Did Rogero put her thumb on the scale?

Betty BeanKnox Scene

The tough thing about writing a Friday column after a Tuesday election is finding something to say that hasn’t already been said in somebody else’s postmortem. But Friday morning’s coming down fast, so I’ll begin with this:


Mayor Madeline Rogero sunk Marshall Stair’s chances to make the runoff in the mayor’s race by forcing a vote on Recode Knoxville two weeks before the primary election.

Rogero, who is an urban planner by both education and inclination, turned a deaf ear to council members’ requests for a postponement. She clearly considers Recode a legacy accomplishment, but it is not as clear why she considered it an urgent enough matter to force a vote during the heat of the election to choose her successor, since she will not vacate the mayor’s office until December.

In a show of mayoral muscle seldom seen since the pre-term limits days when Victor Ashe ruled the roost, Rogero forced the second reading vote on Aug. 13. Early voting was in full swing and election day was Aug. 27.

It passed 8-1, with Mark Campen on the short end of the tally.

It is unclear why Stair went with the flow and voted to approve the measure, but truth to be told, Recode is so controversial that he was screwed either way – and he was the only member of council who’d be facing the voters this election.

This is not to minimize second-place finisher Indya Kincannon’s campaigning skills, which are formidable, but since her supporters tend to also be Rogero supporters who support the mayor’s initiatives whatever they might be, the whole Recode kerfuffle was no skin off Kincannon’s anatomy.

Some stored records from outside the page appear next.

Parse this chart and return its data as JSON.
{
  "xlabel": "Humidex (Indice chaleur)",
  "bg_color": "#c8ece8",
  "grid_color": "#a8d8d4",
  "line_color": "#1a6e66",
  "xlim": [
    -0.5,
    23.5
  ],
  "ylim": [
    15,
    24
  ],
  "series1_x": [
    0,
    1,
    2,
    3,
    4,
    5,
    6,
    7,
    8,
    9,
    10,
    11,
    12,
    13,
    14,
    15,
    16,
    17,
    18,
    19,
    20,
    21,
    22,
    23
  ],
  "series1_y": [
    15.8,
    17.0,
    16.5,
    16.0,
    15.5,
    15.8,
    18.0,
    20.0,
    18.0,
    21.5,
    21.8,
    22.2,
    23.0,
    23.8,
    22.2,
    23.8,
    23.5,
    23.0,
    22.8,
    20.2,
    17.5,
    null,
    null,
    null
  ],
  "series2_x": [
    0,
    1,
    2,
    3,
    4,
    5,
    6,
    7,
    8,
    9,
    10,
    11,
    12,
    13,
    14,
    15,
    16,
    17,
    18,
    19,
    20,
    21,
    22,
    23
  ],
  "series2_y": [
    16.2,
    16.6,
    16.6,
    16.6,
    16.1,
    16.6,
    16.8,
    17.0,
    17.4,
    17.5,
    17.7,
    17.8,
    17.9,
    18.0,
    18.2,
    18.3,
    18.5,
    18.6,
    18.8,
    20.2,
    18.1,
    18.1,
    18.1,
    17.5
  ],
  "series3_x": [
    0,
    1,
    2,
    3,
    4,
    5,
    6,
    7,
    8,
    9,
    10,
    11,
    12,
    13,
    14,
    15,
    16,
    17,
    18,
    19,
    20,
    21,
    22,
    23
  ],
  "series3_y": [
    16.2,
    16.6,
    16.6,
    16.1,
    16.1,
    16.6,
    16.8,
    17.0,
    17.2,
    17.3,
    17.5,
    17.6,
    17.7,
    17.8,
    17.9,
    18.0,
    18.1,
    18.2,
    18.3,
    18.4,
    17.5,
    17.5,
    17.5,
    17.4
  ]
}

Likewise, the vote didn’t hurt frontrunner Eddie Mannis, a moderate Republican who called for a “pause” in the process weeks ago. His supporters tend to be more conservative, suburban and likely to oppose Recode. Although much of the opposition is reasonable and well-reasoned, vocal Agenda 21 folks who consider it a massive social engineering scheme have joined in the fray, as well.

Kincannon and Stair, both Democrats, were attempting to draw from the same pool of voters, although Stair also inherited many GOP supporters from his family, who have been influential in Knoxville’s cultural and political life for generations. Watch for these folks’ lawns to start sprouting Mannis signs.

It is unclear why city council members who wanted a postponement didn’t hang tough and demand more time to work out the kinks in the ordinance.

What is also unclear is who’s going to get Stair’s 5,158 votes in the general election, Kincannon or Mannis?

Some are making the assumption that it will be Stair’s fellow Democrat Kincannon, although that is a problematic contention since Republican owners of all those West Knoxville front yards that sported Stair signs before the primary will likely swap them for Mannis signs in the general. And in the end, that will not be good news for Recode Knoxville.

Note: No talking squirrels were involved in the process of writing this column.